My understanding , taken from the DECC Report on cycling in 2012 , is :

8
Recommendations
Both ASHPs and GSHPs should be designed for a minimum run time of circa six
minutes, which will avoid the worst excesses of detrimental performance caused by
short cycling;

Ideally, systems should be designed for slightly higher run times than this – for the
particular GSHP system used here there appears to be an optimum performance at
around 10 to 15 minutes, whilst run times of ~ 8 minutes for the ASHP gave COP
values close to catalogue steady state values;

Explore all options to achieve these minimum run times including:
o Zoning to ensure sufficient radiator surface is available at all times (as was
achieved here by using the lounge / dining room as the reference zone,
although a room thermostat override or wide switching band thermostat would
also be required to avoid room thermostat induced short cycling);
o Buffer tanks;

The 4-pipe buffer tanks arrangement tested here shows a promising method of
achieving the required minimum run times without the need for excessive volumes
(roughly 8 litres / kW heat output was used here);
o Ideally the 4-pipe buffer tank would be designed to achieved a high degree of
stratification so as to maintain flow temperatures to the CH system throughout
the heat pump off periods;
o Care needs to be taken in setting-up a 4-pipe buffer tank system to ensure
that the flows through the heat pump and through the fully open CH system
are well matched.

My Run and Cycle times are :

The DECC Recommendation for Air sourced Heat Pumps is  that Run times do not , on average, have a period of Less than 6 minutes.

My average Run Time is , currently , 6.52 Minutes with Standard Deviation of 1.79. 6.52 +/- 1.79 .

My RUN TIME is , however, with a Standard Deviation of 1.79 ,.............................i.e.  often less than 5 minutes!

The DECC Recommendation for Air sourced Heat Pumps is  that Cycle times Should  , on average, have a period of between twenty and Thirty Minutes.

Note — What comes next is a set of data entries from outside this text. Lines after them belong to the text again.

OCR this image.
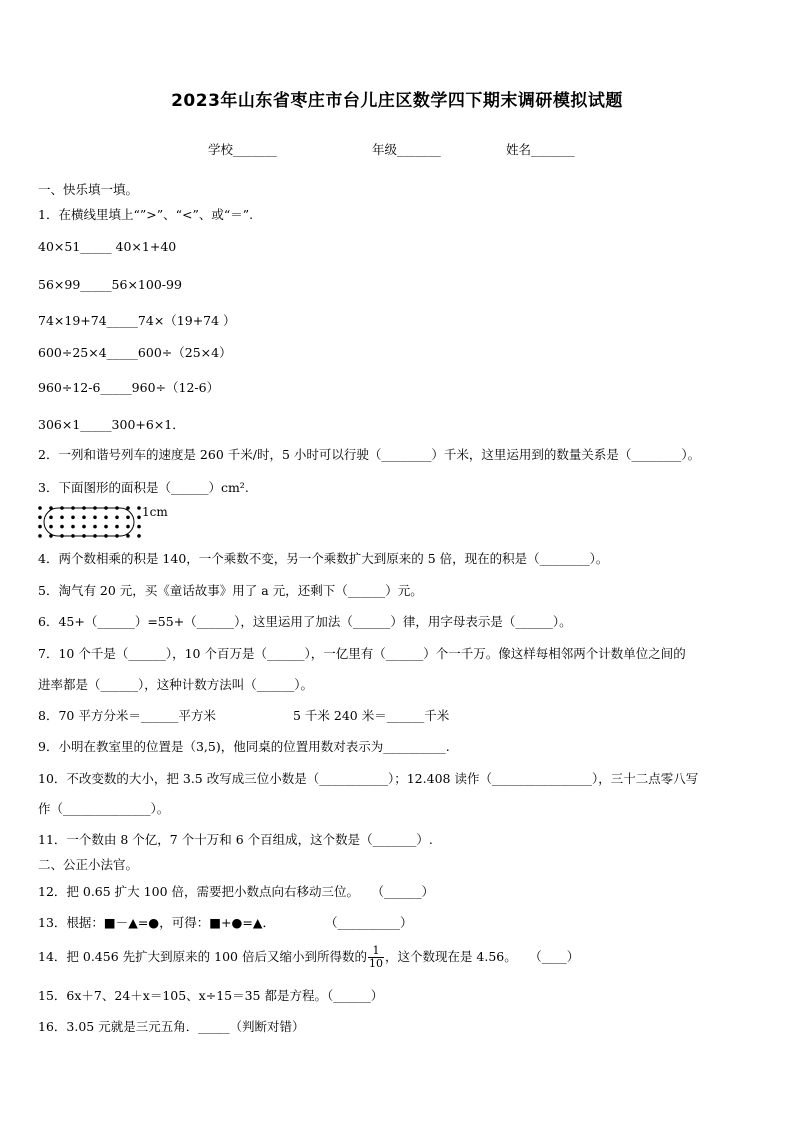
2023年山东省枣庄市台儿庄区数学四下期末调研模拟试题
学校_______	年级_______	姓名_______
一、快乐填一填。
1．在横线里填上“”>”、“<”、或“＝”.
40×51_____ 40×1+40
56×99_____56×100-99
74×19+74_____74×（19+74 ）
600÷25×4_____600÷（25×4）
960÷12-6_____960÷（12-6）
306×1_____300+6×1．
2．一列和谐号列车的速度是 260 千米/时，5 小时可以行驶（________）千米，这里运用到的数量关系是（________）。
3．下面图形的面积是（______）cm².
1cm
4．两个数相乘的积是 140，一个乘数不变，另一个乘数扩大到原来的 5 倍，现在的积是（________）。
5．淘气有 20 元，买《童话故事》用了 a 元，还剩下（______）元。
6．45+（______）=55+（______），这里运用了加法（______）律，用字母表示是（______）。
7．10 个千是（______），10 个百万是（______），一亿里有（______）个一千万。像这样每相邻两个计数单位之间的
进率都是（______），这种计数方法叫（______）。
8．70 平方分米＝______平方米	5 千米 240 米＝______千米
9．小明在教室里的位置是（3,5)，他同桌的位置用数对表示为__________.
10．不改变数的大小，把 3.5 改写成三位小数是（___________）；12.408 读作（________________），三十二点零八写
作（______________）。
11．一个数由 8 个亿，7 个十万和 6 个百组成，这个数是（_______）.
二、公正小法官。
12．把 0.65 扩大 100 倍，需要把小数点向右移动三位。　　（______）
13．根据：■－▲=●，可得：■+●=▲．　　　　　（__________）
14．把 0.456 先扩大到原来的 100 倍后又缩小到所得数的 $\frac{1}{10}$ ，这个数现在是 4.56。　　（____）
15．6x＋7、24＋x＝105、x÷15＝35 都是方程。（______）
16．3.05 元就是三元五角．_____（判断对错）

My average Run Time is , currently , 21.52 Minutes with a Standard deviation of 6.25. 21.52 +/- 6.25.

*************************************************************

My Heat Pump is NOT , Currently , "Short cycling" following the DECC Definitions and Recommendations.

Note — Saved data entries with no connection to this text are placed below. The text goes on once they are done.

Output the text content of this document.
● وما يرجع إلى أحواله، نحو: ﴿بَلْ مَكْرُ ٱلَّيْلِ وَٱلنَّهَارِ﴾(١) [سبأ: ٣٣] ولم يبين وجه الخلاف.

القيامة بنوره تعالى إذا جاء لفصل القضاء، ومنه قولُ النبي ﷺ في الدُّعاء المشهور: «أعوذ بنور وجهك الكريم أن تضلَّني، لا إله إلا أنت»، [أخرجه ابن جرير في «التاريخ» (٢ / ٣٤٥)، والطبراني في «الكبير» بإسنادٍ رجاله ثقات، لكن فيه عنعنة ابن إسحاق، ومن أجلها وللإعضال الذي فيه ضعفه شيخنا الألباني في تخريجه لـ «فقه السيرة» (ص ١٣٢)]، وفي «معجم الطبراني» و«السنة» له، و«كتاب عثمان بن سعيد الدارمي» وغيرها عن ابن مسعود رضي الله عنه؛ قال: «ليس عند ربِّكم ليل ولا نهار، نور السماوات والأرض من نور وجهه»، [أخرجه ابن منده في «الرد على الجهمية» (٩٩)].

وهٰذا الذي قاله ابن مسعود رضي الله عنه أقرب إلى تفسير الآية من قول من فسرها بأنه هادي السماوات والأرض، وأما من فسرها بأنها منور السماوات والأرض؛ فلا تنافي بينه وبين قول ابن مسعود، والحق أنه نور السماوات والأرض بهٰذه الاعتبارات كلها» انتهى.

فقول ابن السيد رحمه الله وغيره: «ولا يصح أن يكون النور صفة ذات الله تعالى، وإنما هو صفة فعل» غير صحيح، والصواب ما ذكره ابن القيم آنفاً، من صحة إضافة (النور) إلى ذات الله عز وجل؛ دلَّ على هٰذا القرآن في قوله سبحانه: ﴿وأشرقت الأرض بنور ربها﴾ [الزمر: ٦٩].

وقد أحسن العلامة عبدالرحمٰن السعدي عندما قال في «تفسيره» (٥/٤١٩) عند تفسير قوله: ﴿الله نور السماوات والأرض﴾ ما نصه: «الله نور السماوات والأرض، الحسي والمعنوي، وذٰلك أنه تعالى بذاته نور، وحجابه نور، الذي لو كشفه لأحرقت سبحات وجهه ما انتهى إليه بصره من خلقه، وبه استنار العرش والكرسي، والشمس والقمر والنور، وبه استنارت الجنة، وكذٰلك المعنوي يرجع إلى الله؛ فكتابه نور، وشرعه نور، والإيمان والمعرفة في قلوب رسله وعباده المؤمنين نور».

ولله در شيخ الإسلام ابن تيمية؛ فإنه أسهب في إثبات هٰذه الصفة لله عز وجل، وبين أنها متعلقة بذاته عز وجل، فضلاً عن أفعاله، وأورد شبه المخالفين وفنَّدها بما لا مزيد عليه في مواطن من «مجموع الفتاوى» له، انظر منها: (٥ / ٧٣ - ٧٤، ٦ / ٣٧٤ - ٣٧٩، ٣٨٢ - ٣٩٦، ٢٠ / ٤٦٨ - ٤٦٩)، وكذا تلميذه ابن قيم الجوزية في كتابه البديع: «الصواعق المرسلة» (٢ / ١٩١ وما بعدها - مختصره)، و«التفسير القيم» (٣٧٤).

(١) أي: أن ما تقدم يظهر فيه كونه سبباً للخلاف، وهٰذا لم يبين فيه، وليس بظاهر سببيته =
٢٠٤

**********************************************************

*********************************************************

Before I discovered that the Maximum Cycle Time was set by my Honeywell Thermostat to 10 minutes, my Average time Cycle time was 8.5  minutes with a Run Time of 4.5 minutes, was

, then , "short cycling".

Using the DECC definition and  recommended of Short Cycling!

*************************************************************

With a average cycle time of , currently , 21.42 and a Std dev of 6.25 my Heat Pump is NOT Short Cycling.

With an average Run Time of , currently , 6.85 and a Std dev of 1.79 my Heat Pump IS , by the DECC Definition,  often  Short Cycling, .

I am still waiting on any response, from any Plumber , about rebuilding my Heat Pump following the your, @jamesPa et al  instructions!.

I will Not be able to afford further costs following my , so far,  outlay of > £14000!

Given the financial  pressure , I am ,  not surprised , by your "drivel", or "Monty Pythonesque " description of my posts.

I am still , and must be , very sceptical about conflicting "advice ".!

Your advice is appreciated .............but.....................I , must , and will,  return to my Scottish Skepticism!

This is not , so far, Twitter,  X !!

@iantelescope

I'm afraid that your heat pump will continue to operate as you have described until you replace or remove the Honeywell thermostat. If you decide to do so then please feel free to come back to the forum for further help and advice.